Chilean doctors have successfully separated conjoined twins.

The surgery lasted for 20 hours, according to AP. The surgery, which ended late Tuesday night, separated 10-month-old Maria Paz and Maria Jose at the thorax, stomach, and pelvis.

It was the seventh and most complex operation yet for the twins. Earlier in the year, doctors separated the twins' legs, urinary tracts, pulmonary systems and other body parts.

The surgery went well despite the twins losing a lot of blood.

"Both were successfully separated," chief surgeon Francisco Ossandon said at a news conference. "We had a number of difficulties during the surgery. There were some surprises, but we were able to fix, solve the problems."

Ossandon, however, didn't rule out future complications stemming from the effects of anesthesia and possible infections.

"We're very happy because we think they've had the best evolution we could have hoped for," he said.

Parents Jessica Navarrete and Roberto Paredes held a vigil during the operation at Luis Calvo Mackenna Hospital in Santiago.

Some Chilean television stations interrupted their regular programming to air updates from the surgeons, during and after the operation.
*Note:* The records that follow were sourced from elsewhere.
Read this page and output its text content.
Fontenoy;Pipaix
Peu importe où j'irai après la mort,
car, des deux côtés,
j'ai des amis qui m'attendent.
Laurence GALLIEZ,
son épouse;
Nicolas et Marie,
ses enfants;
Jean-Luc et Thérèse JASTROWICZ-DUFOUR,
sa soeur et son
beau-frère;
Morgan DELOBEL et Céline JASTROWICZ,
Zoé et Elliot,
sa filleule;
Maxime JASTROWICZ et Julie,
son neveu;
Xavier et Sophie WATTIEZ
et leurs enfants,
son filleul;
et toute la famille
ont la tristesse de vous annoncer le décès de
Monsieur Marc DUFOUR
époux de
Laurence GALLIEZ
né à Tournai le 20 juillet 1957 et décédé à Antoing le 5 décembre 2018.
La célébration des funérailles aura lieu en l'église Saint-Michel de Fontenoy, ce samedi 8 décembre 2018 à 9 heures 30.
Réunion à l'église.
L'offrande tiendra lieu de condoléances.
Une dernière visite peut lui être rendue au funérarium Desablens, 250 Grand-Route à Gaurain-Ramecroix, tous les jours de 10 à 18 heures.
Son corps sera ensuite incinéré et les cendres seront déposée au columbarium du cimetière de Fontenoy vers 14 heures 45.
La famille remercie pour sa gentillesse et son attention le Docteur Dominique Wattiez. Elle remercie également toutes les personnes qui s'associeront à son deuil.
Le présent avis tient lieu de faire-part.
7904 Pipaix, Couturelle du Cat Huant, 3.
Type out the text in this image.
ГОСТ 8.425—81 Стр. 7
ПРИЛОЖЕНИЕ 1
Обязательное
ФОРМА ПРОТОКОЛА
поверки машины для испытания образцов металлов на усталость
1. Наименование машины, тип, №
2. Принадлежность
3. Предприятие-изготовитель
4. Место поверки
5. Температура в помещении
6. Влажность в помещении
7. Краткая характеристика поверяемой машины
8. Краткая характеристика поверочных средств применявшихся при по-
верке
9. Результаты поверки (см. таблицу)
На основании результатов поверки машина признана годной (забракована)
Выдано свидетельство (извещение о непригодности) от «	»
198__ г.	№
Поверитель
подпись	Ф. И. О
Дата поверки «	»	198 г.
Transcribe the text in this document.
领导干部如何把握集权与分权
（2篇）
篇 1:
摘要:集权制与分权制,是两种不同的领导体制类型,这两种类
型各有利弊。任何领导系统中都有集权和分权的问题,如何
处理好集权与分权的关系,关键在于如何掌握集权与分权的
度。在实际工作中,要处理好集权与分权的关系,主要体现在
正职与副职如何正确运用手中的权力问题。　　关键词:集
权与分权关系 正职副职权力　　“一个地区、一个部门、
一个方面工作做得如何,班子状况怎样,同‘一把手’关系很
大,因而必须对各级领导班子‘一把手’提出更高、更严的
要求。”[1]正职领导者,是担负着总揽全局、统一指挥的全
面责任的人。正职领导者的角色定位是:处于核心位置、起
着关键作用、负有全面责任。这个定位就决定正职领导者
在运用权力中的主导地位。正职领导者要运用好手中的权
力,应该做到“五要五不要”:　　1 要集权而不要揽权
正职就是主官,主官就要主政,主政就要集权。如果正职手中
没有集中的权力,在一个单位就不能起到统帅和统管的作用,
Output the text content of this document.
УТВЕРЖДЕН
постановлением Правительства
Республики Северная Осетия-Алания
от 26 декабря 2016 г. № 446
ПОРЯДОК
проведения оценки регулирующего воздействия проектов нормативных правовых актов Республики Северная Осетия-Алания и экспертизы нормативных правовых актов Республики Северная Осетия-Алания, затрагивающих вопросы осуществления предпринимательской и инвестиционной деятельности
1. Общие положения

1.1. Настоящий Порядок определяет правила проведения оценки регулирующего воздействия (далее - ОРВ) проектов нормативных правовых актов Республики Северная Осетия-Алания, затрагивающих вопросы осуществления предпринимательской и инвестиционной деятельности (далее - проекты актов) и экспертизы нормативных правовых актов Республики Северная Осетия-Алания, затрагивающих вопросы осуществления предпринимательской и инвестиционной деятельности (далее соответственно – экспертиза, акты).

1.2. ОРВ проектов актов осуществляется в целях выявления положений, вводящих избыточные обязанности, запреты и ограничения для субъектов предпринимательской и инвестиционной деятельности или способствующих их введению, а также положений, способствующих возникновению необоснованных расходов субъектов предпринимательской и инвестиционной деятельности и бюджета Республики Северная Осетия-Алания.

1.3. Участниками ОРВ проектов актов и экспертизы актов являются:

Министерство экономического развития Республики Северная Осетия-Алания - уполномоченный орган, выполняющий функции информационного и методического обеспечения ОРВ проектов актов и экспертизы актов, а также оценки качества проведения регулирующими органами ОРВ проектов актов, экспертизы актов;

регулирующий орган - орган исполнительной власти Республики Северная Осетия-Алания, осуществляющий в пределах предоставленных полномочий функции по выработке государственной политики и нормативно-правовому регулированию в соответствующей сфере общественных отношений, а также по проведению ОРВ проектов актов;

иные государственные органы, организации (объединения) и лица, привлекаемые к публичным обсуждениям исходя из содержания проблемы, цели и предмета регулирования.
These twins presented such a challenge because they were not only born sharing important internal organs, but also a urinary system. About 100 professionals participated in the procedure, including 25 surgeons and anesthesiologists.

Luis Calvo Mackenna Hospital has a history with separating conjoined twins. The staff has successfully separated three sets of twins before, but a fourth set, died during surgery due to cardiac difficulties.

The girls were connected to a respirator Wednesday and will remain under sedation for at least 72 hours. The twins will also return to the operating room every two or three days so doctors may clean their wounds.